Evidentemente, la contextualización de Giraud deja mucho que desear. Las fundamentaciones teóricas que la revolución sostenía, y que una enorme cantidad de intelectuales de izquierda compartían para defender este tipo de acciones, quedan afuera de su montaje. Incluso las palabras de Castro están recortadas y utilizadas con sendas intenciones acusatorias. Pero, de todos modos, es innegable que lo que ese archivo muestra tiene una fuerza de denuncia muy grande, porque, si bien no existe arte fuera de su época, escindida de la realidad material de la sociedad que la ve nacer, presenciar un acto de sometimiento tan radical de los artistas frente a la fuerza bruta del poder político supone, necesariamente, un impacto moral que nos obliga a situarnos de modo crítico.
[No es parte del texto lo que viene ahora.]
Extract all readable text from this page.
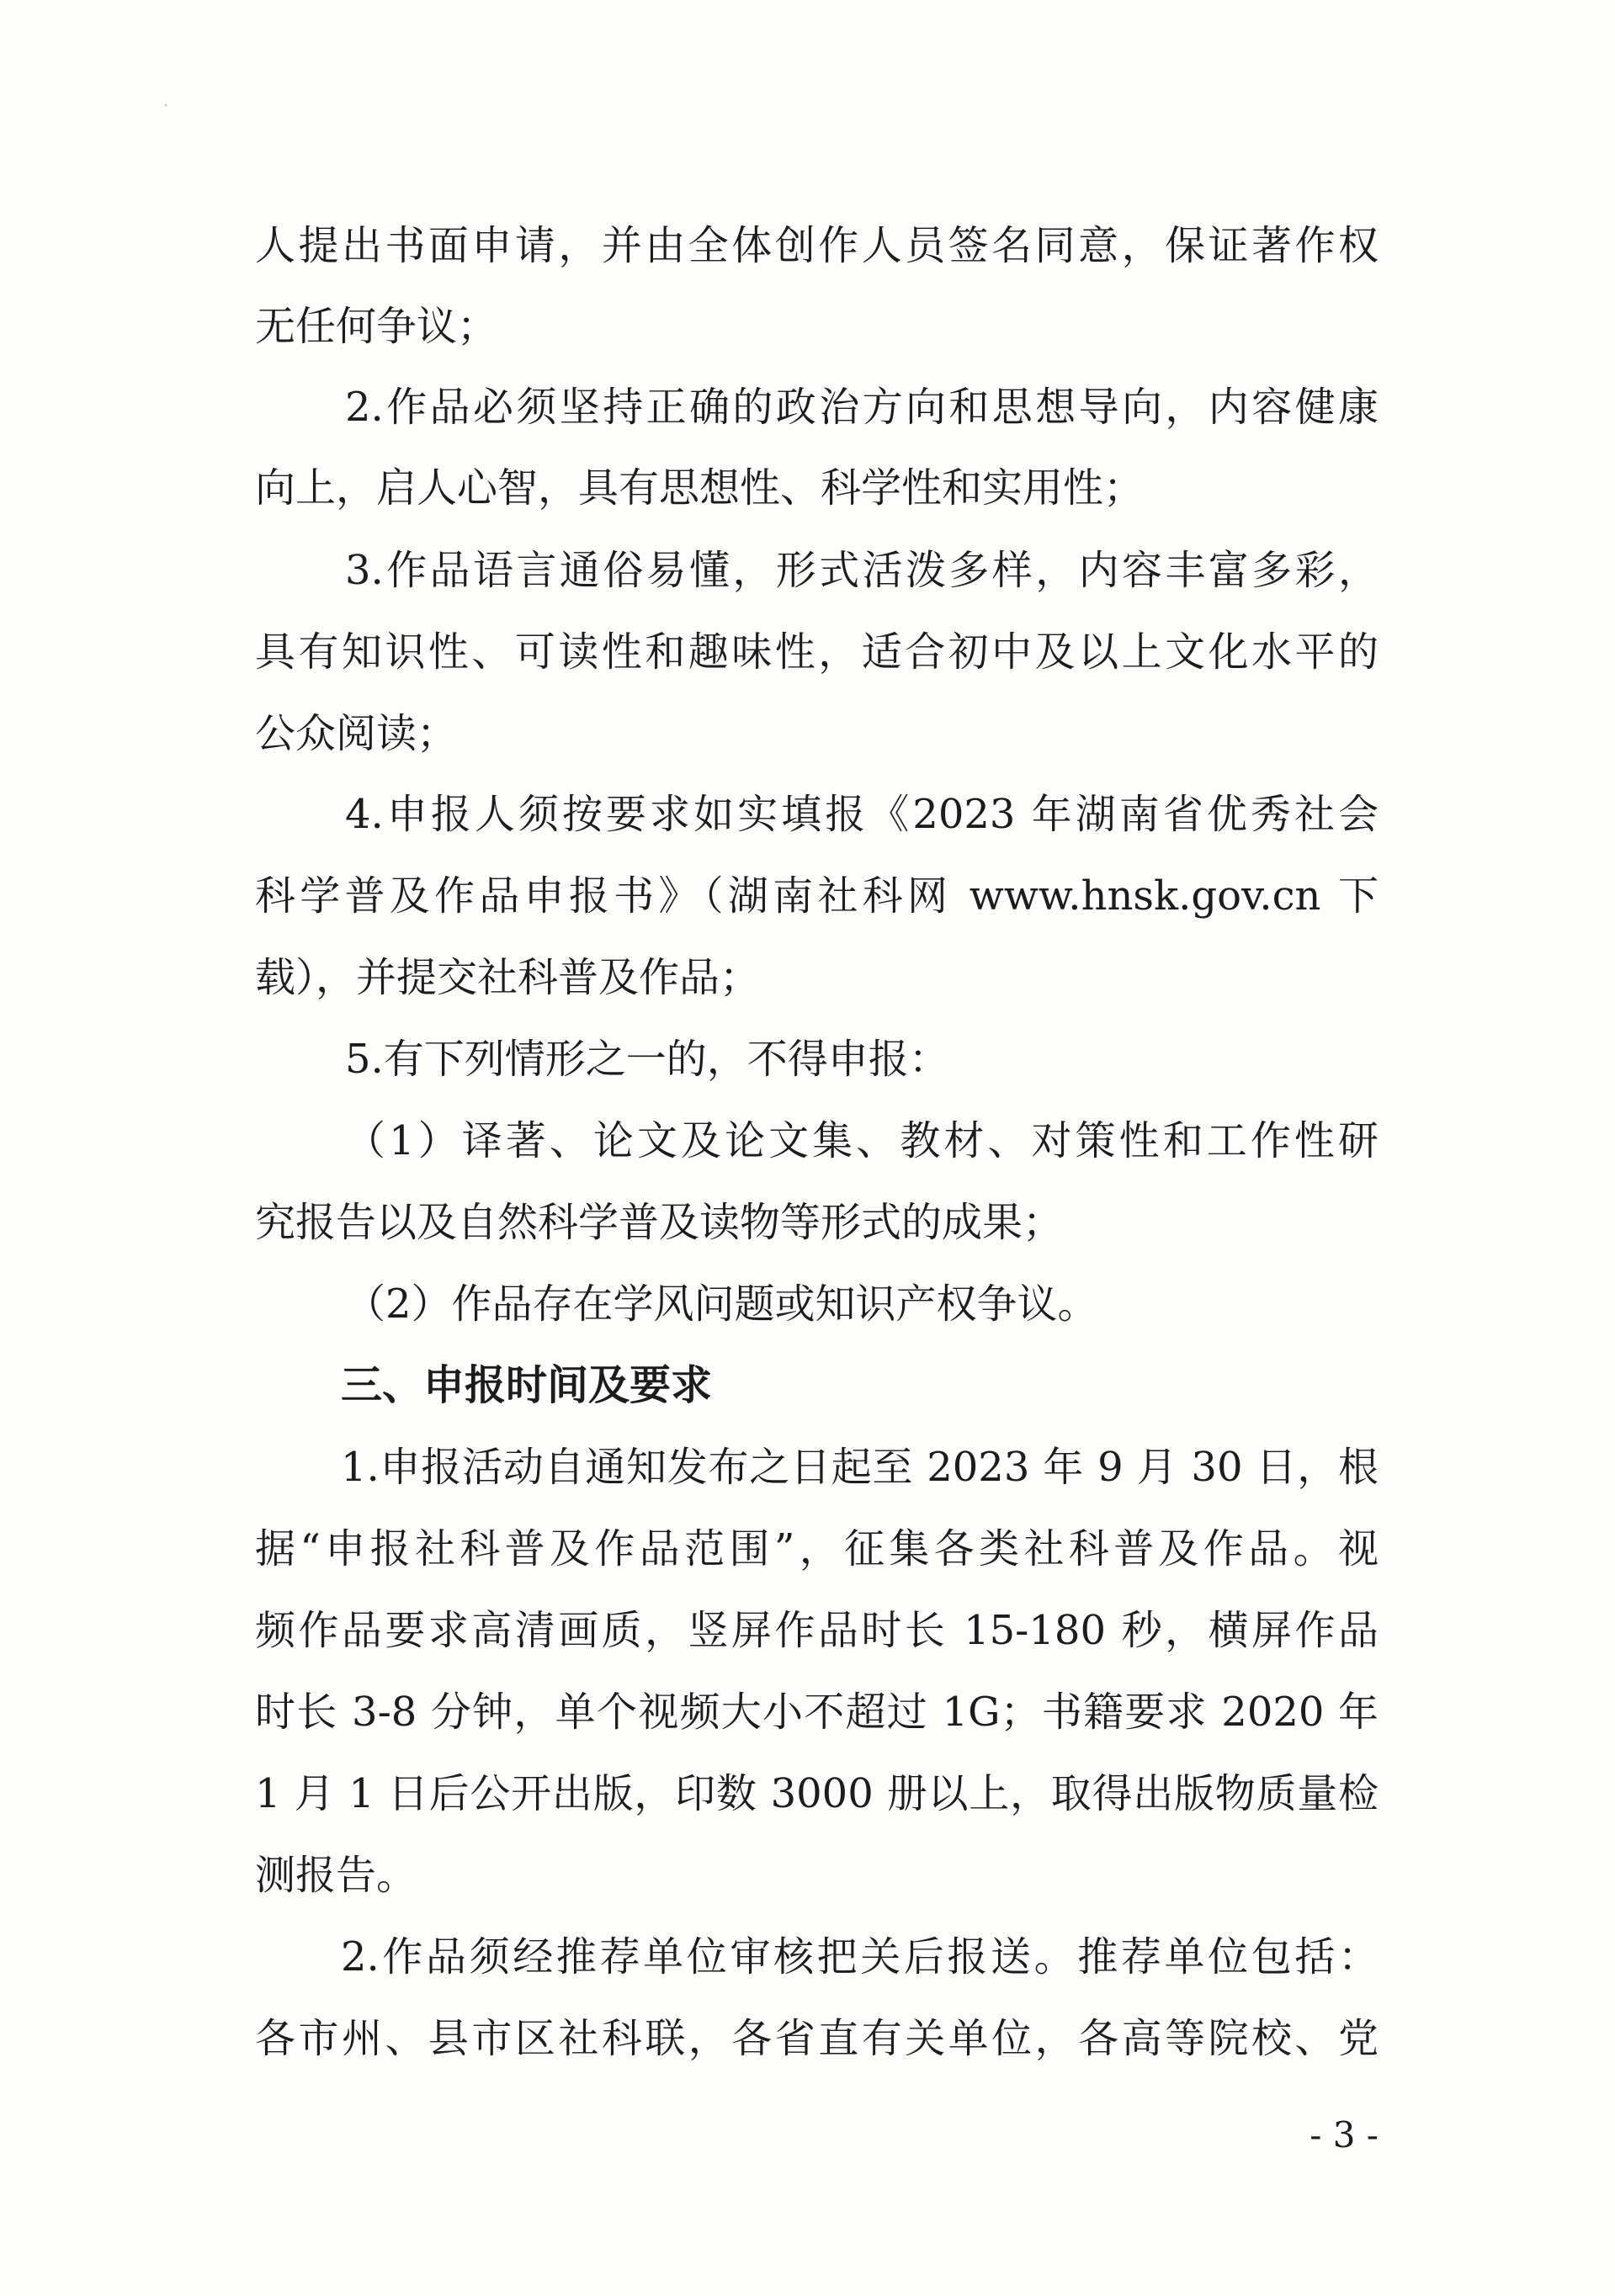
人提出书面申请，并由全体创作人员签名同意，保证著作权
无任何争议；
2.作品必须坚持正确的政治方向和思想导向，内容健康
向上，启人心智，具有思想性、科学性和实用性；
3.作品语言通俗易懂，形式活泼多样，内容丰富多彩，
具有知识性、可读性和趣味性，适合初中及以上文化水平的
公众阅读；
4.申报人须按要求如实填报《2023 年湖南省优秀社会
科学普及作品申报书》（湖南社科网 www.hnsk.gov.cn 下
载），并提交社科普及作品；
5.有下列情形之一的，不得申报：
（1）译著、论文及论文集、教材、对策性和工作性研
究报告以及自然科学普及读物等形式的成果；
（2）作品存在学风问题或知识产权争议。
三、申报时间及要求
1.申报活动自通知发布之日起至 2023 年 9 月 30 日，根
据“申报社科普及作品范围”，征集各类社科普及作品。视
频作品要求高清画质，竖屏作品时长 15-180 秒，横屏作品
时长 3-8 分钟，单个视频大小不超过 1G；书籍要求 2020 年
1 月 1 日后公开出版，印数 3000 册以上，取得出版物质量检
测报告。
2.作品须经推荐单位审核把关后报送。推荐单位包括：
各市州、县市区社科联，各省直有关单位，各高等院校、党
- 3 -
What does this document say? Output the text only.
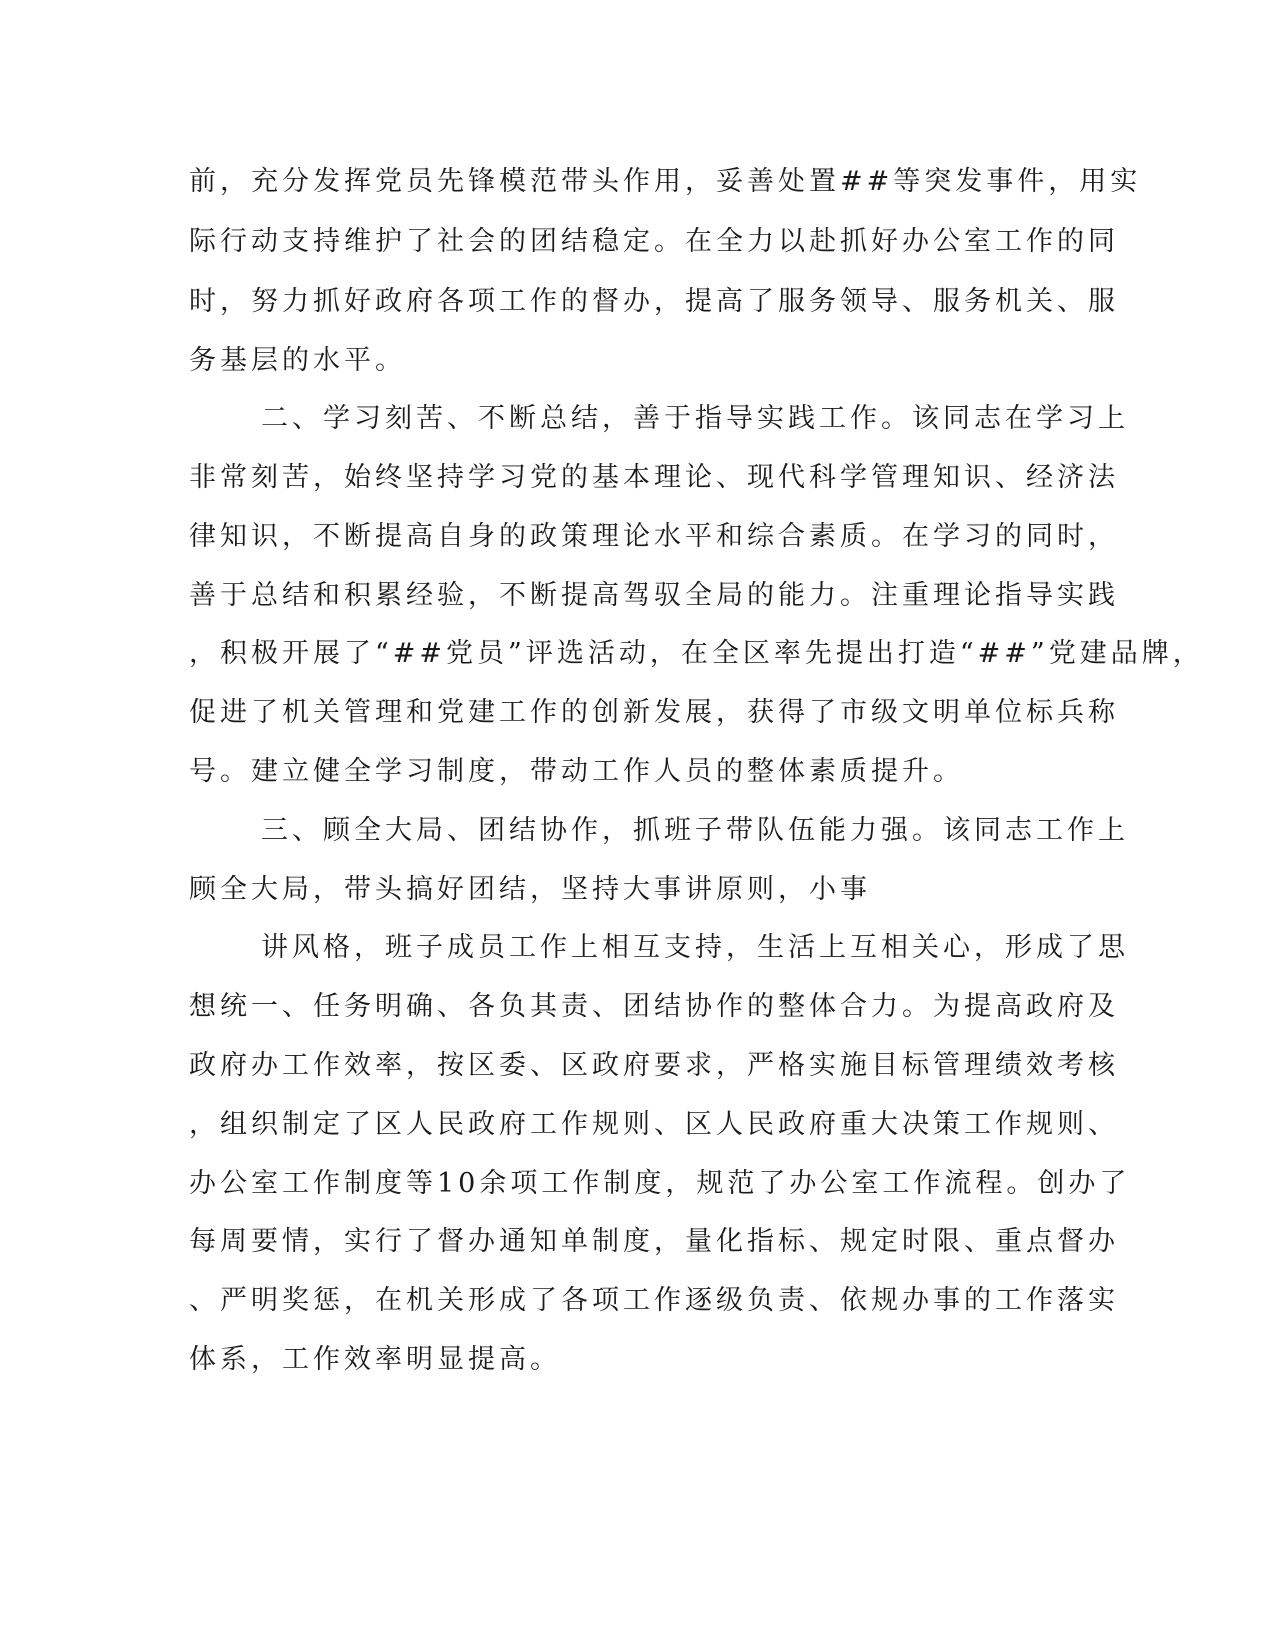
前，充分发挥党员先锋模范带头作用，妥善处置##等突发事件，用实
际行动支持维护了社会的团结稳定。在全力以赴抓好办公室工作的同
时，努力抓好政府各项工作的督办，提高了服务领导、服务机关、服
务基层的水平。
二、学习刻苦、不断总结，善于指导实践工作。该同志在学习上
非常刻苦，始终坚持学习党的基本理论、现代科学管理知识、经济法
律知识，不断提高自身的政策理论水平和综合素质。在学习的同时，
善于总结和积累经验，不断提高驾驭全局的能力。注重理论指导实践
，积极开展了“##党员”评选活动，在全区率先提出打造“##”党建品牌，
促进了机关管理和党建工作的创新发展，获得了市级文明单位标兵称
号。建立健全学习制度，带动工作人员的整体素质提升。
三、顾全大局、团结协作，抓班子带队伍能力强。该同志工作上
顾全大局，带头搞好团结，坚持大事讲原则，小事
讲风格，班子成员工作上相互支持，生活上互相关心，形成了思
想统一、任务明确、各负其责、团结协作的整体合力。为提高政府及
政府办工作效率，按区委、区政府要求，严格实施目标管理绩效考核
，组织制定了区人民政府工作规则、区人民政府重大决策工作规则、
办公室工作制度等10余项工作制度，规范了办公室工作流程。创办了
每周要情，实行了督办通知单制度，量化指标、规定时限、重点督办
、严明奖惩，在机关形成了各项工作逐级负责、依规办事的工作落实
体系，工作效率明显提高。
El caso Padilla es una película para volver a pensar en la historia política latinoamericana y defender la necesidad de salir del maniqueísmo para establecer una mirada lúcida, una que reconozca la dificultad de juzgar procesos políticos desde una perspectiva única, en la que criticar cualquier cosa implica invalidar todo lo demás. También es un material extremadamente valioso para apreciar de manera directa los efectos de la censura cultural y aprender que repudiarla de manera enfática, en cualquier caso, es lo mínimo que podemos hacer para tratar de no repetir las partes más abyectas de nuestro pasado.